What this does not say is that such litigants will often be opposed by public bodies or insurers with very deep pockets to pay expensive legal fees. And the legal process is more than just a maze. It is a minefield.

These unrepresented litigants are increasingly dependant on help from court staff who themselves have seen cuts in funding and can, in any event, only do so much. The burden is also taken on by voluntary agencies. They do a stalwart job. One advice worker in Liverpool advises hundreds of people facing debt cases virtually on her own and with diminishing resources. I have said before that Access to Advice at this level is a waste land –

The government has deprived ordinary people of the right to funded legal advice and, at the same time, squeezed the life out of those other agencies that were able to help. There are many solicitors and barristers who will advise litigants without charge. But in a climate of heavily reduced fees and record closures of law firms, there is only so much that they can do.

The problem has recently been summed up by the Lord Chief Justice, Lord Thomas –

“…lawyers should not forget that in the present day litigation seems almost out of reach for those on modest incomes and many SMEs”.’

Lord Thomas hopes that a move towards fixed legal fees might improve the situation. Alongside this there is the move towards unbundled legal services whereby legal advice and help is provided at key stages throughout a case at a fixed charge –

I’m afraid that I do not share his optimism. For those on lowest incomes, including some who are very vulnerable even a fixed fee is way beyond their reach.

What we need is a firm commitment from politicians to a reinstatement of properly funded legal assistance to those in greatest need. 

There is no point in having a justice system if people do not have access to that system regardless of wealth.
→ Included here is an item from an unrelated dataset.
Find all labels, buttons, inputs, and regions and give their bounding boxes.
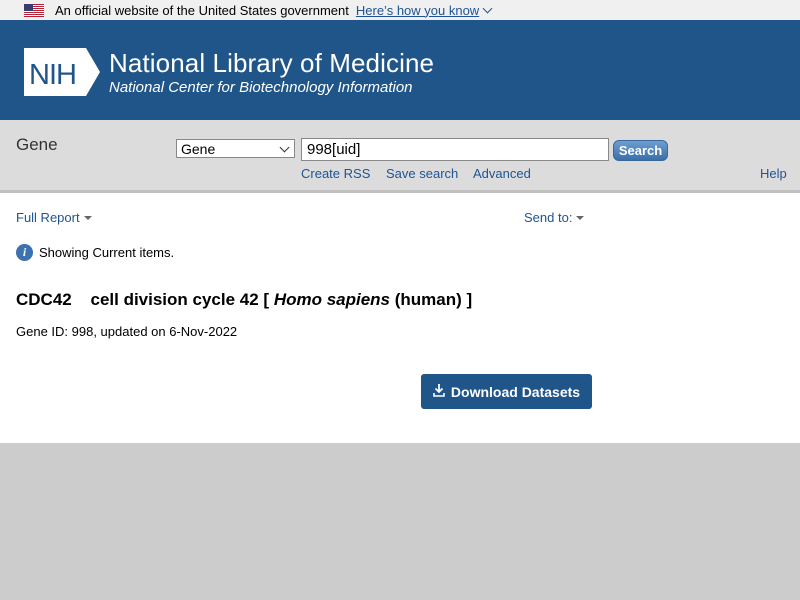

This needs to be brought to the top of the agenda as we move towards a 2015 election.

Thursday, 5 June 2014

Workplace Accidents - extending the 'compensation culture'.

The Insurance Industry, the media and certain politicians have brought into existence a very effective myth – The Compensation Culture. We are led to believe that this ‘culture’ is out of control and is responsible for many of society’s ills, including high insurance premiums. These two words have become so widely used that many people now take for granted –

  1. That it exists,
  2. That it needs to be stopped,
  3. That it is largely the fault of lawyers.

But it is indeed a myth.

The Master of the Rolls, one of the country’s senior judges, acknowledged this in a speech in March 2013. He referred to ‘media created myths’ He went on to say –

‘All of this may also require a substantive educative effort on the part of government, the courts and the legal profession to counteract the media-created perception that we are in the grips of a compensation culture.’
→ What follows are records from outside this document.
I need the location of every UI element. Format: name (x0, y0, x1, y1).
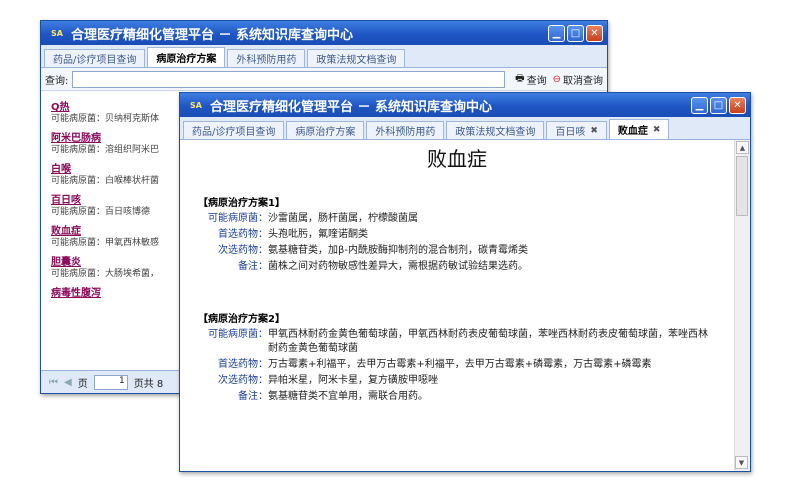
tab-surgical-prevention[interactable]: 外科预防用药 (366, 121, 445, 139)
row-value: 氨基糖苷类，加β-内酰胺酶抑制剂的混合制剂，碳青霉烯类 (268, 245, 528, 256)
tab-label: 百日咳 (555, 127, 586, 138)
prev-page-icon[interactable]: ◀ (64, 377, 72, 388)
close-button[interactable]: ✕ (729, 96, 746, 114)
row-value: 异帕米星，阿米卡星，复方磺胺甲噁唑 (268, 375, 438, 386)
search-button[interactable]: 🖶 查询 (515, 71, 546, 88)
row-label: 次选药物： (218, 245, 268, 256)
tab-sepsis[interactable]: 败血症 ✖ (608, 119, 670, 139)
cancel-button-label: 取消查询 (563, 75, 603, 87)
document-content: 败血症 【病原治疗方案1】 可能病原菌： 沙雷菌属，肠杆菌属，柠檬酸菌属 首选药… (180, 140, 734, 471)
maximize-button[interactable]: □ (567, 24, 584, 42)
cancel-icon: ⊖ (552, 73, 561, 85)
info-row: 备注： 菌株之间对药物敏感性差异大，需根据药敏试验结果选药。 (198, 260, 734, 274)
scroll-up-icon[interactable]: ▲ (736, 141, 749, 154)
row-value: 氨基糖苷类不宜单用，需联合用药。 (268, 391, 428, 402)
tab-pathogen-plan[interactable]: 病原治疗方案 (147, 47, 226, 67)
row-label: 可能病原菌： (208, 329, 268, 340)
cancel-query-button[interactable]: ⊖ 取消查询 (553, 72, 603, 87)
scroll-thumb[interactable] (736, 156, 748, 216)
window-title: 合理医疗精细化管理平台 － 系统知识库查询中心 (210, 99, 493, 115)
row-value: 头孢吡肟，氟喹诺酮类 (268, 229, 368, 240)
info-row: 次选药物： 氨基糖苷类，加β-内酰胺酶抑制剂的混合制剂，碳青霉烯类 (198, 244, 734, 258)
app-logo-icon: SA (51, 28, 63, 38)
row-label: 次选药物： (218, 375, 268, 386)
minimize-button[interactable]: ▁ (548, 24, 565, 42)
tab-policy-docs[interactable]: 政策法规文档查询 (307, 49, 406, 67)
row-value: 菌株之间对药物敏感性差异大，需根据药敏试验结果选药。 (268, 261, 528, 272)
tab-close-icon[interactable]: ✖ (653, 125, 661, 135)
row-label: 可能病原菌： (208, 213, 268, 224)
section-heading: 【病原治疗方案1】 (198, 198, 285, 209)
tab-drug-query[interactable]: 药品/诊疗项目查询 (44, 49, 146, 67)
app-logo-icon: SA (190, 100, 202, 110)
page-total: 页共 8 (133, 378, 164, 390)
first-page-icon[interactable]: ⏮ (49, 377, 58, 388)
info-row: 首选药物： 头孢吡肟，氟喹诺酮类 (198, 228, 734, 242)
search-button-label: 查询 (526, 75, 547, 87)
window-controls: ▁ □ ✕ (691, 96, 746, 114)
front-window: SA 合理医疗精细化管理平台 － 系统知识库查询中心 ▁ □ ✕ 药品/诊疗项目… (179, 92, 751, 472)
document-title: 败血症 (427, 147, 487, 171)
tab-surgical-prevention[interactable]: 外科预防用药 (227, 49, 306, 67)
front-tabbar: 药品/诊疗项目查询 病原治疗方案 外科预防用药 政策法规文档查询 百日咳 ✖ 败… (180, 117, 750, 140)
maximize-button[interactable]: □ (710, 96, 727, 114)
minimize-button[interactable]: ▁ (691, 96, 708, 114)
page-number-input[interactable]: 1 (93, 374, 128, 390)
row-label: 首选药物： (218, 229, 268, 240)
info-row: 备注： 氨基糖苷类不宜单用，需联合用药。 (198, 390, 734, 404)
tab-policy-docs[interactable]: 政策法规文档查询 (446, 121, 545, 139)
back-tabbar: 药品/诊疗项目查询 病原治疗方案 外科预防用药 政策法规文档查询 (41, 45, 607, 68)
page-label: 页 (77, 378, 88, 390)
vertical-scrollbar[interactable]: ▲ ▼ (734, 140, 750, 471)
close-button[interactable]: ✕ (586, 24, 603, 42)
tab-drug-query[interactable]: 药品/诊疗项目查询 (183, 121, 285, 139)
window-controls: ▁ □ ✕ (548, 24, 603, 42)
section-heading: 【病原治疗方案2】 (198, 314, 285, 325)
query-input[interactable] (72, 70, 506, 88)
tab-pertussis[interactable]: 百日咳 ✖ (546, 121, 607, 139)
row-value: 甲氧西林耐药金黄色葡萄球菌，甲氧西林耐药表皮葡萄球菌，苯唑西林耐药表皮葡萄球菌，… (268, 329, 708, 354)
row-label: 备注： (238, 261, 268, 272)
scroll-down-icon[interactable]: ▼ (735, 456, 748, 469)
info-row: 可能病原菌： 甲氧西林耐药金黄色葡萄球菌，甲氧西林耐药表皮葡萄球菌，苯唑西林耐药… (198, 328, 734, 356)
query-bar: 查询: 🖶 查询 ⊖ 取消查询 (41, 68, 607, 91)
tab-pathogen-plan[interactable]: 病原治疗方案 (286, 121, 365, 139)
row-value: 万古霉素+利福平，去甲万古霉素+利福平，去甲万古霉素+磷霉素，万古霉素+磷霉素 (268, 359, 652, 370)
query-label: 查询: (45, 75, 69, 87)
row-label: 首选药物： (218, 359, 268, 370)
tab-close-icon[interactable]: ✖ (590, 126, 598, 136)
window-title: 合理医疗精细化管理平台 － 系统知识库查询中心 (71, 27, 354, 43)
back-titlebar[interactable]: SA 合理医疗精细化管理平台 － 系统知识库查询中心 ▁ □ ✕ (41, 21, 607, 45)
info-row: 次选药物： 异帕米星，阿米卡星，复方磺胺甲噁唑 (198, 374, 734, 388)
tab-label: 败血症 (617, 126, 648, 137)
info-row: 可能病原菌： 沙雷菌属，肠杆菌属，柠檬酸菌属 (198, 212, 734, 226)
info-row: 首选药物： 万古霉素+利福平，去甲万古霉素+利福平，去甲万古霉素+磷霉素，万古霉… (198, 358, 734, 372)
front-titlebar[interactable]: SA 合理医疗精细化管理平台 － 系统知识库查询中心 ▁ □ ✕ (180, 93, 750, 117)
row-label: 备注： (238, 391, 268, 402)
row-value: 沙雷菌属，肠杆菌属，柠檬酸菌属 (268, 213, 418, 224)
printer-search-icon: 🖶 (515, 72, 525, 84)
The government has showed little appetite for dispelling the myth. In fact they have been happy to promote it in order to help their insurance company friends.
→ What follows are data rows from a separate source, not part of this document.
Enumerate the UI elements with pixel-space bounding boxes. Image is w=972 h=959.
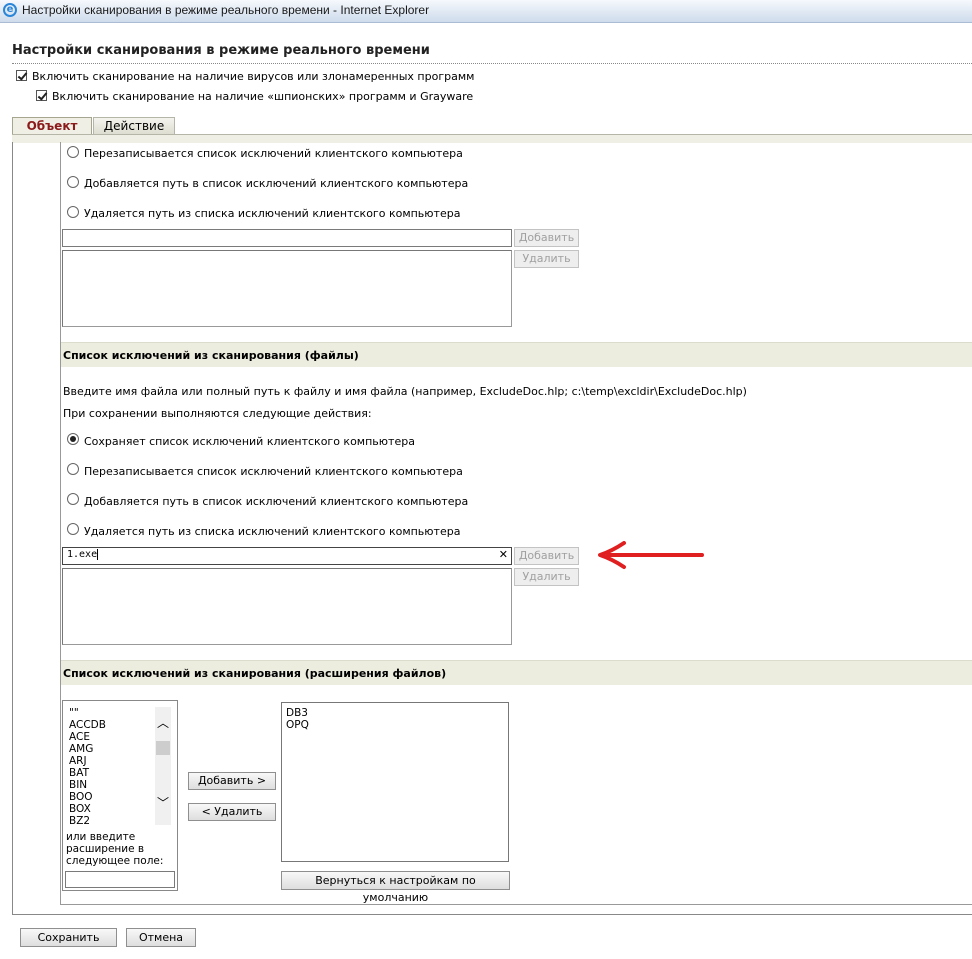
files-section-header: Список исключений из сканирования (файлы… [61, 342, 972, 367]
ext-hint-line-3: следующее поле: [66, 855, 164, 867]
available-extension-item[interactable]: "" [69, 707, 106, 719]
available-extension-item[interactable]: ACE [69, 731, 106, 743]
available-extension-item[interactable]: BZ2 [69, 815, 106, 827]
enable-spyware-scan-checkbox[interactable] [36, 90, 47, 101]
available-extensions-list[interactable]: "" ACCDB ACE AMG ARJ BAT BIN BOO BOX BZ2 ︿ ﹀ [65, 703, 173, 829]
files-exclusion-list[interactable] [62, 568, 512, 645]
tab-action[interactable]: Действие [93, 117, 175, 135]
ext-input-hint: или введите расширение в следующее поле: [66, 831, 163, 867]
selected-extension-item[interactable]: DB3 [286, 707, 309, 719]
files-on-save-label: При сохранении выполняются следующие дей… [63, 407, 372, 420]
dirs-add-button[interactable]: Добавить [514, 229, 579, 247]
clear-input-icon[interactable]: ✕ [499, 548, 508, 562]
available-extension-item[interactable]: ARJ [69, 755, 106, 767]
files-option-keep-label: Сохраняет список исключений клиентского … [84, 435, 415, 448]
available-extension-item[interactable]: BOX [69, 803, 106, 815]
files-add-button[interactable]: Добавить [514, 547, 579, 565]
available-extensions-scrollbar[interactable]: ︿ ﹀ [155, 707, 171, 825]
custom-extension-input[interactable] [65, 871, 175, 888]
files-option-remove-label: Удаляется путь из списка исключений клие… [84, 525, 461, 538]
files-option-keep-radio[interactable] [67, 433, 79, 445]
files-option-overwrite-label: Перезаписывается список исключений клиен… [84, 465, 463, 478]
dirs-path-input[interactable] [62, 229, 512, 247]
available-extension-item[interactable]: AMG [69, 743, 106, 755]
window-titlebar: e Настройки сканирования в режиме реальн… [0, 0, 972, 23]
title-divider [12, 63, 972, 64]
dirs-option-overwrite-radio[interactable] [67, 146, 79, 158]
files-hint: Введите имя файла или полный путь к файл… [63, 385, 747, 398]
dirs-option-remove-label: Удаляется путь из списка исключений клие… [84, 207, 461, 220]
page-title: Настройки сканирования в режиме реальног… [12, 43, 430, 58]
dirs-option-add-label: Добавляется путь в список исключений кли… [84, 177, 469, 190]
dirs-option-remove-radio[interactable] [67, 206, 79, 218]
annotation-arrow-icon [598, 541, 704, 569]
available-extensions-items: "" ACCDB ACE AMG ARJ BAT BIN BOO BOX BZ2 [69, 707, 106, 827]
selected-extensions-items: DB3 OPQ [286, 707, 309, 731]
selected-extensions-list[interactable]: DB3 OPQ [281, 702, 509, 862]
files-option-remove-radio[interactable] [67, 523, 79, 535]
dirs-exclusion-list[interactable] [62, 250, 512, 327]
scroll-down-icon[interactable]: ﹀ [155, 797, 171, 809]
dirs-option-overwrite-label: Перезаписывается список исключений клиен… [84, 147, 463, 160]
enable-virus-scan-label: Включить сканирование на наличие вирусов… [32, 70, 475, 83]
files-path-value: 1.exe [67, 549, 98, 560]
ext-hint-line-2: расширение в [66, 843, 145, 855]
files-remove-button[interactable]: Удалить [514, 568, 579, 586]
selected-extension-item[interactable]: OPQ [286, 719, 309, 731]
text-cursor [97, 548, 99, 560]
ext-section-header: Список исключений из сканирования (расши… [61, 660, 972, 685]
dirs-option-add-radio[interactable] [67, 176, 79, 188]
reset-defaults-button[interactable]: Вернуться к настройкам по умолчанию [281, 871, 510, 904]
save-button[interactable]: Сохранить [20, 928, 117, 947]
available-extension-item[interactable]: BOO [69, 791, 106, 803]
available-extension-item[interactable]: BIN [69, 779, 106, 791]
available-extension-item[interactable]: ACCDB [69, 719, 106, 731]
enable-virus-scan-checkbox[interactable] [16, 70, 27, 81]
files-option-overwrite-radio[interactable] [67, 463, 79, 475]
available-extension-item[interactable]: BAT [69, 767, 106, 779]
tab-object[interactable]: Объект [12, 117, 92, 135]
ext-hint-line-1: или введите [66, 831, 136, 843]
window-title: Настройки сканирования в режиме реальног… [22, 3, 430, 17]
ext-remove-button[interactable]: < Удалить [188, 803, 276, 821]
cancel-button[interactable]: Отмена [126, 928, 196, 947]
internet-explorer-icon: e [3, 3, 17, 17]
enable-spyware-scan-label: Включить сканирование на наличие «шпионс… [52, 90, 474, 103]
files-option-add-label: Добавляется путь в список исключений кли… [84, 495, 469, 508]
files-path-input[interactable]: 1.exe ✕ [62, 547, 512, 565]
files-option-add-radio[interactable] [67, 493, 79, 505]
dirs-remove-button[interactable]: Удалить [514, 250, 579, 268]
scroll-up-icon[interactable]: ︿ [155, 717, 171, 729]
ext-panel: "" ACCDB ACE AMG ARJ BAT BIN BOO BOX BZ2 ︿ ﹀ или … [62, 700, 178, 891]
scroll-thumb[interactable] [156, 741, 170, 755]
ext-add-button[interactable]: Добавить > [188, 772, 276, 790]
The myth has been effectively used to attack victims of motor accidents. 

Now it seems that it is to be extended to those who have accidents at work or who suffer work related illnesses. The Telegraph has recently reported claims by AXA that businesses are victims of – ‘fraudulent injury compensation claims by an employee’. They cite one example! 

The reality is that a tiny minority of those who suffer from work related accidents or illnesses, actually pursue compensation claims. One government report says that 85% of those injured at work are not compensated. Recent changes in the law have made it much harder for victims to pursue cases against their employers. Many simply don’t want to do it for fear of losing their jobs.

This is a worrying development. There is no such thing as a compensation culture. It is a fiction. The insurers have used it with great effect to attack victims of car accidents. Now, it seems, they have their sights fixed on a new group of victims.

There is a clear risk that we could indeed revert to Victorian days when it was virtually impossible to obtain justice for a work related injury. The development of Health and Safety Regulations, alongside the right to claim against careless employers has saved thousands of lives in industry over the last fifty odd years. This cannot be allowed to change.